I Read For the Content chapter 2 . 1/4/2011
Well done so far! I have to say that you're evoking the atmosphere...alright. The first few paragraphs are saturated with words like "was" and "had" almost every sentence, and it seemed dry after the fourth sentence in a row that started "X had done such and such" or something like that.

That...and you kind of skipped EVERYTHING in the Boletarian Palace section. No finding of the hidden merchant, no rescue of Ostrava, and no encountering of the Dragon on the bridge. There wasn't even a fight with a blue eyed knight!

Another thing is that a good portion of the dialogue in chapter one is lost within the paragraph. Start a NEW paragraph whenever someone new starts talking, even if you end up with only one line paragraphs. This is story writing, not an essay, so the rules are different.

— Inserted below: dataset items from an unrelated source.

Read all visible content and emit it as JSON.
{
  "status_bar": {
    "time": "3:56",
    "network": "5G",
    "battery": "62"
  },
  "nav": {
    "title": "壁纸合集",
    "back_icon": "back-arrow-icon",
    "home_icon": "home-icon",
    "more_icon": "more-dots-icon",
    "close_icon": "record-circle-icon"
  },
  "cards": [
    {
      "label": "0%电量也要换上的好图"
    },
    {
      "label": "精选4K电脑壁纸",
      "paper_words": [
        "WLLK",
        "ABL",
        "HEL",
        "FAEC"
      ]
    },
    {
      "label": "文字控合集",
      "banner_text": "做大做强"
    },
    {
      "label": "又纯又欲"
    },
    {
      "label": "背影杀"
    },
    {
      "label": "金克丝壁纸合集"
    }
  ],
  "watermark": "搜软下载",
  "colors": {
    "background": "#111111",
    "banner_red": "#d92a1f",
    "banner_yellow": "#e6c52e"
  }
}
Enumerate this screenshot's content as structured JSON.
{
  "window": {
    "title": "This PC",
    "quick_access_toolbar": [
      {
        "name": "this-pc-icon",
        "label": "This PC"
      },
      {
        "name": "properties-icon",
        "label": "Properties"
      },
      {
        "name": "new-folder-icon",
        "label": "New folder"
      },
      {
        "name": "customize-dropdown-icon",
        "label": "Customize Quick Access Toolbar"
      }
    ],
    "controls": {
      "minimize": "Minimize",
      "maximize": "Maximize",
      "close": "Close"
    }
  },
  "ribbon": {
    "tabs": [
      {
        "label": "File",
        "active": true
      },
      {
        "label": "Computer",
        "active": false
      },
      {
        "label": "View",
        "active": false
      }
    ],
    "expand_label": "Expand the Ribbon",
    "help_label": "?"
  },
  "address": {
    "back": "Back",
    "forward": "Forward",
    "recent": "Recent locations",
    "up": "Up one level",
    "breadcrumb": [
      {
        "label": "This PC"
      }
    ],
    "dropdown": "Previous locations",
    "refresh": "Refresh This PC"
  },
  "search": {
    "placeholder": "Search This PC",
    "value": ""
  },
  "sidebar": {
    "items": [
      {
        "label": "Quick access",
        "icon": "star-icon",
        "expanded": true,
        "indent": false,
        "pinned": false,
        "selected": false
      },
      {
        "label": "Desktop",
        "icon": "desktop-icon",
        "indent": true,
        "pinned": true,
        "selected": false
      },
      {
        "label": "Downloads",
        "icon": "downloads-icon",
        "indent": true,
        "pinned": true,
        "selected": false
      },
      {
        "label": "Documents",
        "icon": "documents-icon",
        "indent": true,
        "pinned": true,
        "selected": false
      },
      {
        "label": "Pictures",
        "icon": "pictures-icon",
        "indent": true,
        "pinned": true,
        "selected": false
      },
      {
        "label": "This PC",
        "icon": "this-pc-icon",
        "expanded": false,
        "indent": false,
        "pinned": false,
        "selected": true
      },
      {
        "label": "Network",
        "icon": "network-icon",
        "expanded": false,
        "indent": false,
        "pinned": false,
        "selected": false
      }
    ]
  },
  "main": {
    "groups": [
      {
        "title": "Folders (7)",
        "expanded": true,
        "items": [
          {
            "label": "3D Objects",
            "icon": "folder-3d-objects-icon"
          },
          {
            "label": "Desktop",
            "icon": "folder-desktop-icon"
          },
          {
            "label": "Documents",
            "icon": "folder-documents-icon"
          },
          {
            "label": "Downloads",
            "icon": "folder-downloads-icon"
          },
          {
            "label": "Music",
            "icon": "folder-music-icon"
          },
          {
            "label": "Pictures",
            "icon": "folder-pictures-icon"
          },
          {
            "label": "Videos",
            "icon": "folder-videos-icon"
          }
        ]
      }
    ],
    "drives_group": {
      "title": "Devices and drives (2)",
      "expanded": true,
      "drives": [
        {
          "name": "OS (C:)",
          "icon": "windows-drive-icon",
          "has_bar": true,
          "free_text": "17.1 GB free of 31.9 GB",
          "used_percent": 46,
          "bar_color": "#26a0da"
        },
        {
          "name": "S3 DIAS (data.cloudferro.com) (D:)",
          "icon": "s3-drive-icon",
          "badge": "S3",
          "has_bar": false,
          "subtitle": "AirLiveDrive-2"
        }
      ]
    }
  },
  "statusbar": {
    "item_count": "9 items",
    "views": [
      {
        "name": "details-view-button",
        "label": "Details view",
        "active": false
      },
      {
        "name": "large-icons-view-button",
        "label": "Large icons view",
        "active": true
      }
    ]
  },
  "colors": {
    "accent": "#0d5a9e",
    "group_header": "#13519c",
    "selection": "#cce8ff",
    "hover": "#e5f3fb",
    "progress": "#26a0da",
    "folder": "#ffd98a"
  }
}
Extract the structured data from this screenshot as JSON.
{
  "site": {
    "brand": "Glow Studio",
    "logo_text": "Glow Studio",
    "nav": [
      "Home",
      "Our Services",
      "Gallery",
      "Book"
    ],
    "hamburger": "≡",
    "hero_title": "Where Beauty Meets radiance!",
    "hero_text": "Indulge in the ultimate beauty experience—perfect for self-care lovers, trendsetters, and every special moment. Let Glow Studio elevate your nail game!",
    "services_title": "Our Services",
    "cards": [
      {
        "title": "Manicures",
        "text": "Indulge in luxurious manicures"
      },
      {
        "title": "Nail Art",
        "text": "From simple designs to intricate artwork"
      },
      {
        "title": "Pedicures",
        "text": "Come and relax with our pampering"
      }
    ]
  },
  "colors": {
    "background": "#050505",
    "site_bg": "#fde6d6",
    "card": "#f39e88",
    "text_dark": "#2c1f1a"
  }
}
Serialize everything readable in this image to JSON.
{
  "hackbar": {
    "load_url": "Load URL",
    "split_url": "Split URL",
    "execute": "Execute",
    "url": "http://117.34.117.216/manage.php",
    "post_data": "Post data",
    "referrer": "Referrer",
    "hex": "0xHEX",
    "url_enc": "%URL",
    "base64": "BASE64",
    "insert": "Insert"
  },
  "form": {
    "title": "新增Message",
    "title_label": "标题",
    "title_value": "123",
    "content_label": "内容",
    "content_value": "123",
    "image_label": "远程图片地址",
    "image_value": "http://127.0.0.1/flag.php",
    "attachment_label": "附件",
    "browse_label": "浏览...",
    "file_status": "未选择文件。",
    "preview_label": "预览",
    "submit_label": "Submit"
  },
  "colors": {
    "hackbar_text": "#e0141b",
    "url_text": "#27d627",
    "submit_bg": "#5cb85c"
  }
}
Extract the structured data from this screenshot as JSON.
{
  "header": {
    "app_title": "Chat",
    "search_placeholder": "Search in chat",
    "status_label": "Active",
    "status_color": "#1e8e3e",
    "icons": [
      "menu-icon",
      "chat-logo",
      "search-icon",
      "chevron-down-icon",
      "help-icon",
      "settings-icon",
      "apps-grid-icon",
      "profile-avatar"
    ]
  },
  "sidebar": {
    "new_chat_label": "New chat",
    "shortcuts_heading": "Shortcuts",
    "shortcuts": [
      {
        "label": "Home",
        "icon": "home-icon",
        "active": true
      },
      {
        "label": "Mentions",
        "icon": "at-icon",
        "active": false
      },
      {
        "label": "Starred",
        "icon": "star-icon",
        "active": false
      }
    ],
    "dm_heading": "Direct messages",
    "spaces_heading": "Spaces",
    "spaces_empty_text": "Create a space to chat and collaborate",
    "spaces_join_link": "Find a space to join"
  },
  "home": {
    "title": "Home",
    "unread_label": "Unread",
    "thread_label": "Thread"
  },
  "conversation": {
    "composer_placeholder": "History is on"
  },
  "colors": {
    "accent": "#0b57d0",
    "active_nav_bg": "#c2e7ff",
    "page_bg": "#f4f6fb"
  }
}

...yeah...looking back it seems like I'm slamming you pretty hard, but I'm hoping you'll take it for what it is: constructive criticism. I'll say it again: I LIKE this story. It has potential. Keep going with it, bt maybe take the time to touch up the chapters you already published, you'll net more readers and keep them that way.

Good luck to you.

Bring more Souls, slayer of demons!
snoozbuster chapter 2 . 1/1/2011
The first chapter was very good; I saw no mistakes in it and it was divided nicely. A tad short, but oh well. This second one, however, is a big block of text. / Might wanna break that up a bit. I've never heard of this game, is it any fun?